PJ versus pancreaticogastrostomy (PG)
An additional technique developed in an effort to reduce rates of POPF is making the pancreatic-enteric anastomosis via a PG rather than a PJ. Proposed potential mechanisms by which a PG anastomosis could reduce rates of pancreatic fistula include prevention of pancreatic enzymatic activity upon contact with the acidic environment of the stomach and improved healing of the anastomosis via the abundant gastric blood supply (42). The data to date on this technique have been mixed but do not clearly support one technique as superior in terms of reducing the incidence of pancreatic fistula. For instance, an RCT published by Yeo et al. in 1995 and a German trial from 2012 found similar rates of POPF in patients who underwent PJ versus patients who underwent a GJ (43,44). A meta-analysis by Menahem et al. collated data from seven RCTs and 1,121 patients and found that the incidence of pancreatic fistula was significantly lower in PG anastomosis (11.2% versus 18.7% in PJ), but only four of the RCTs included in this analysis used the ISGPS definitions (45). In general, the heterogeneity in defining the incidence of a pancreatic fistula (as well as DGE, as discussed above) has made it difficult to definitively show the superiority of one technique versus the other.
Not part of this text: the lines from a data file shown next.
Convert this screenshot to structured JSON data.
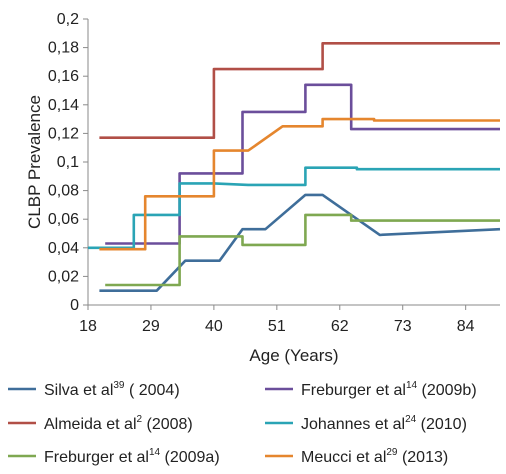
{
  "chart_data": {
    "type": "line",
    "title": "",
    "xlabel": "Age (Years)",
    "ylabel": "CLBP Prevalence",
    "xlim": [
      18,
      90
    ],
    "ylim": [
      0,
      0.2
    ],
    "x_ticks": [
      18,
      29,
      40,
      51,
      62,
      73,
      84
    ],
    "x_tick_labels": [
      "18",
      "29",
      "40",
      "51",
      "62",
      "73",
      "84"
    ],
    "y_ticks": [
      0,
      0.02,
      0.04,
      0.06,
      0.08,
      0.1,
      0.12,
      0.14,
      0.16,
      0.18,
      0.2
    ],
    "y_tick_labels": [
      "0",
      "0,02",
      "0,04",
      "0,06",
      "0,08",
      "0,1",
      "0,12",
      "0,14",
      "0,16",
      "0,18",
      "0,2"
    ],
    "grid": false,
    "legend_position": "bottom",
    "series": [
      {
        "name": "Silva et al",
        "ref": "39",
        "year_label": " ( 2004)",
        "color": "#3f6e9a",
        "x": [
          20,
          30,
          30,
          35,
          35,
          41,
          41,
          45,
          45,
          49,
          49,
          56,
          56,
          59,
          59,
          69,
          69,
          90
        ],
        "y": [
          0.01,
          0.01,
          0.01,
          0.031,
          0.031,
          0.031,
          0.031,
          0.053,
          0.053,
          0.053,
          0.053,
          0.077,
          0.077,
          0.077,
          0.077,
          0.049,
          0.049,
          0.053
        ]
      },
      {
        "name": "Freburger et al",
        "ref": "14",
        "year_label": " (2009b)",
        "color": "#6b4e9b",
        "x": [
          21,
          34,
          34,
          45,
          45,
          52,
          52,
          56,
          56,
          64,
          64,
          90
        ],
        "y": [
          0.043,
          0.043,
          0.092,
          0.092,
          0.135,
          0.135,
          0.135,
          0.135,
          0.154,
          0.154,
          0.123,
          0.123
        ]
      },
      {
        "name": "Almeida et al",
        "ref": "2",
        "year_label": " (2008)",
        "color": "#b14f47",
        "x": [
          20,
          40,
          40,
          59,
          59,
          90
        ],
        "y": [
          0.117,
          0.117,
          0.165,
          0.165,
          0.183,
          0.183
        ]
      },
      {
        "name": "Johannes et al",
        "ref": "24",
        "year_label": " (2010)",
        "color": "#2aa4b5",
        "x": [
          18,
          26,
          26,
          34,
          34,
          40,
          40,
          46,
          46,
          56,
          56,
          65,
          65,
          90
        ],
        "y": [
          0.04,
          0.04,
          0.063,
          0.063,
          0.085,
          0.085,
          0.085,
          0.084,
          0.084,
          0.084,
          0.096,
          0.096,
          0.095,
          0.095
        ]
      },
      {
        "name": "Freburger et al",
        "ref": "14",
        "year_label": " (2009a)",
        "color": "#7fa851",
        "x": [
          21,
          34,
          34,
          45,
          45,
          49,
          49,
          56,
          56,
          64,
          64,
          90
        ],
        "y": [
          0.014,
          0.014,
          0.048,
          0.048,
          0.042,
          0.042,
          0.042,
          0.042,
          0.063,
          0.063,
          0.059,
          0.059
        ]
      },
      {
        "name": "Meucci et al",
        "ref": "29",
        "year_label": " (2013)",
        "color": "#e5862e",
        "x": [
          20,
          28,
          28,
          35,
          35,
          40,
          40,
          46,
          46,
          52,
          52,
          59,
          59,
          68,
          68,
          90
        ],
        "y": [
          0.039,
          0.039,
          0.076,
          0.076,
          0.076,
          0.076,
          0.108,
          0.108,
          0.108,
          0.125,
          0.125,
          0.125,
          0.13,
          0.13,
          0.129,
          0.129
        ]
      }
    ]
  }
}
This highlights the importance of using standardized definitions in the literature to allow for comparison and pooled data as well as the need for additional RCTs using such defined outcomes to better determine the impact of interventions aimed at reducing the morbidity associated with PD.
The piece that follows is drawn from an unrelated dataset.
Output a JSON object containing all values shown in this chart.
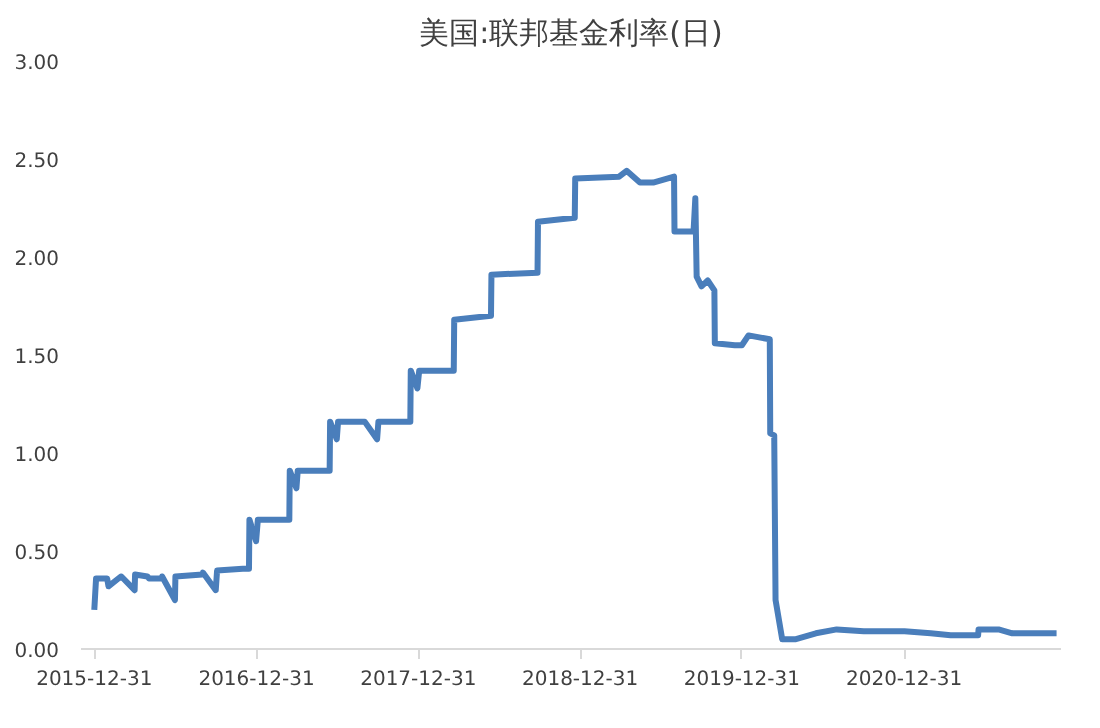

Pancreaticoduodenectomy is the only potentially curative treatment for pancreatic cancer, and its mortality has drastically decreased in high-volume centers. Morbidity remains high, despite several proposed variations in technique. While vascular reconstructions are technically feasible, studies on outcomes from techniques designed to decrease complications such as DGE and pancreatic fistula have largely been mixed without clear evidence of benefit. Additional research is needed to determine methods to further decrease rates of morbidity.
Conflicts of Interest: The authors have no conflicts of interest to declare.